DataComp-LM: In search of the next generation of training sets for language models

Paper · arXiv 2406.11794 · Published June 17, 2024
LLM Architecture

A key challenge in this emerging research area is a lack of controlled comparisons. While the aforementioned proposals generally use the same evaluation datasets, researchers often compare models that are trained with different architectures, compute, or hyperparameters. Hence, it is often unclear what data curation strategies work best: Are the results of training set A better than training set B because training set A is truly better, or because the model trained on A was combined with a better architecture, learning rate schedule, or more compute? Disentangling the many factors influencing the quality of a language model is crucial to understanding which data curation strategies work best and ultimately building better language models.

Beyond the lack of standardized benchmarks, another challenge for research on training data is that details about training sets are becoming increasingly rare, even for open weight models such as the Llama, Mistral, or Gemma models [83, 162, 169]. For all of these models, the training sets are not publicly available, and the corresponding model documentation only provides a coarse description of the respective training data, if any at all. As a result, it is currently unclear what ingredients constitute a state-of-the-art training set for langauge models.

To address these challenges, we introduce DataComp for Language Models (DCLM), the first large-scale benchmark for language model training data curation. In DCLM, researchers propose new training sets and data curation algorithms and then evaluate their datasets by training LMs with a fixed training recipe on their data. By measuring the performance of the resulting model on downstream tasks, researchers can quantify the strengths and weaknesses of the corresponding training set.

To enable DCLM, we contribute a comprehensive experimental testbed. A key component is DCLMPOOL, a corpus of 240 trillion tokens derived from Common Crawl [45]. DCLM-POOL is the largest public corpus for language model training and forms the cornerstone of the DCLM filtering track, where participants aim to curate the best possible training set out of DCLM-POOL. In addition, we provide open-source software for processing large datasets with several filtering approaches.

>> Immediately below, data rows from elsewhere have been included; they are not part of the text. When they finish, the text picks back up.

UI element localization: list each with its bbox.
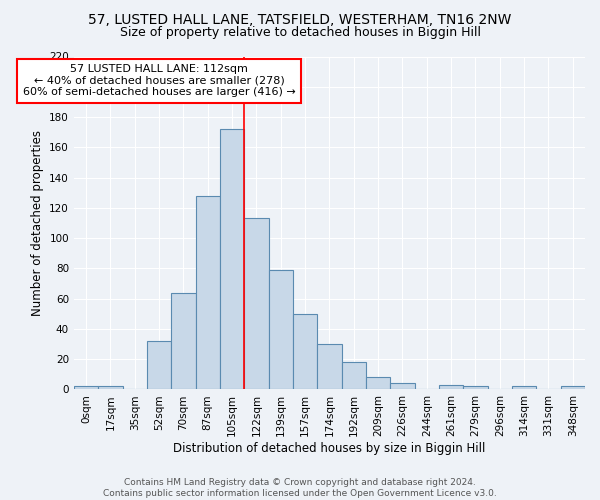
- Bar: [560, 386, 585, 390]
- Bar: [147, 341, 171, 390]
- Bar: [463, 386, 488, 390]
- Bar: [171, 292, 196, 390]
- Bar: [317, 344, 341, 390]
- Bar: [269, 270, 293, 390]
- Text: Size of property relative to detached houses in Biggin Hill: Size of property relative to detached ho…: [119, 26, 481, 39]
- Bar: [293, 314, 317, 390]
- Bar: [390, 384, 415, 390]
- X-axis label: Distribution of detached houses by size in Biggin Hill: Distribution of detached houses by size …: [173, 442, 485, 455]
- Bar: [512, 386, 536, 390]
- Bar: [220, 129, 244, 390]
- Bar: [244, 218, 269, 390]
- Bar: [98, 386, 122, 390]
- Bar: [341, 362, 366, 390]
- Text: 57, LUSTED HALL LANE, TATSFIELD, WESTERHAM, TN16 2NW: 57, LUSTED HALL LANE, TATSFIELD, WESTERH…: [88, 12, 512, 26]
- Bar: [439, 385, 463, 390]
- Bar: [366, 378, 390, 390]
- Y-axis label: Number of detached properties: Number of detached properties: [31, 130, 44, 316]
- Bar: [74, 386, 98, 390]
- Text: 57 LUSTED HALL LANE: 112sqm
← 40% of detached houses are smaller (278)
60% of se: 57 LUSTED HALL LANE: 112sqm ← 40% of det…: [23, 64, 295, 98]
- Bar: [196, 196, 220, 390]
- Text: Contains HM Land Registry data © Crown copyright and database right 2024.
Contai: Contains HM Land Registry data © Crown c…: [103, 478, 497, 498]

The high cost of training language models makes it necessary to understand the performance of training recipes across different compute and data scales. Hence, our third contribution is an investigation of scaling trends for dataset design. We find that models as small as 400M parameters can still provide signal on which training sets perform better at larger scales. Based on our experiments, we organize DCLM into five compute scales spanning a range of about 600× in compute from 400M parameter models to over-trained 7B models. This multi-scale design makes DCLM accessible to researchers with varying compute budgets.